Animal welfare officers made the raid in Aberdeenshire, northern Scotland, and believe the farm could be Scotland’s largest puppy farm.

Various breeds of dog were taken to the Scottish Society for the Protection of Animals’ (SSPCA) centre in Glasgow.

Undercover inspectors from the charity said they were tackling the illegal trade in puppy farming, although a number of other animals including ferrets and rabbits were also seized.

The SSPCA said in a statement, “We attended a property in the Aberdeenshire area yesterday (Nov. 14) and seized 105 animals. All of the animals are currently going through an intensive veterinary screening process to assess their overall health.
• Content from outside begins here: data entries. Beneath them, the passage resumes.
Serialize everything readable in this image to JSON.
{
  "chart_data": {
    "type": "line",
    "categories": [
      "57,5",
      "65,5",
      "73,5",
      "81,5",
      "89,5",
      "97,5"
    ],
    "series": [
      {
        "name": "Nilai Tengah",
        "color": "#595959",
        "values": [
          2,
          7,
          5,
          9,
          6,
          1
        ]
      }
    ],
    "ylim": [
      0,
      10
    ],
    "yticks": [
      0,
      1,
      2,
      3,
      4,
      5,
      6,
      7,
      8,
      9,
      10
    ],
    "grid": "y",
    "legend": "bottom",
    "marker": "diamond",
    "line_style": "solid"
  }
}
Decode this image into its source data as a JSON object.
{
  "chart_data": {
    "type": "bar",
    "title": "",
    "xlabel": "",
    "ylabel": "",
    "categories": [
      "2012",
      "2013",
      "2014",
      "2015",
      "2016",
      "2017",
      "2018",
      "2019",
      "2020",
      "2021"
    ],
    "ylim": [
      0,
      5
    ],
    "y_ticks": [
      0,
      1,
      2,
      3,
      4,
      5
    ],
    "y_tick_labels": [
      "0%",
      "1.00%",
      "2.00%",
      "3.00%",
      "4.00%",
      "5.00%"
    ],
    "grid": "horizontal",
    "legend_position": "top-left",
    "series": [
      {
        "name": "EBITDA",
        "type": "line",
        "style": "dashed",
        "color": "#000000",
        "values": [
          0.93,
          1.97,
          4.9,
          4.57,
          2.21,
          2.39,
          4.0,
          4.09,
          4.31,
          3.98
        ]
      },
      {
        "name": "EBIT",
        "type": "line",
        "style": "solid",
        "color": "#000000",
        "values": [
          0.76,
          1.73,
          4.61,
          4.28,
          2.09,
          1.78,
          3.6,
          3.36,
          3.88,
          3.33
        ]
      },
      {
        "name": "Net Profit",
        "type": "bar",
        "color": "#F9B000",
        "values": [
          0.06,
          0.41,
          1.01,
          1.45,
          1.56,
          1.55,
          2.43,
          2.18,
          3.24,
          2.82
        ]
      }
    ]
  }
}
“Our current priority is tackling the cruel and illegal puppy trade, which puts profit before animal welfare, under the banner of Operation Delphin.

“Operation Delphin is a multi-agency approach to tackling this horrific trade by detecting offenders, disrupting illicit trade and reducing animal suffering.”

Veterinary surgeon Harry Haworth assisted with the operation and said that the dogs’ welfare had been compromised.

He told the BBC, “All these environmental problems that we are picking up are going to cause unnecessary risk of disease and poor health, which is going to cause pain and suffering and death to some of these dogs.

“There are all sorts of welfare rules being broken here. When you look at the puppies, they are not blooming, thriving puppies the way they should be, they look like puppy-farm puppies.”

Dogs (not one of those from the raid) were seized in a raid on ‘Scotland’s biggest puppy farm’ (Bramserud Photography/Unsplash)

The problem of the illegal dog trade has been highlighted recently by the Dogs Trust, which found that hundreds of puppies are being smuggled into the UK from Eastern European countries.

The demand is fuelled by the desire for trendy breeds such as the French Bulldog and Chow Chow. Dealers can earn up to £120,000 ($157,000) a year from selling the puppies of just 20 French Bulldogs.

“We continue to be astounded at the lengths these deceptive breeders and dealers will go to in order to illegally import puppies to make huge profits with complete disregard for their wellbeing,” Paula Boyden, Veterinary Director for the Trust said in a statement.

“The cases we are seeing on a weekly basis are horrific and need to stop.”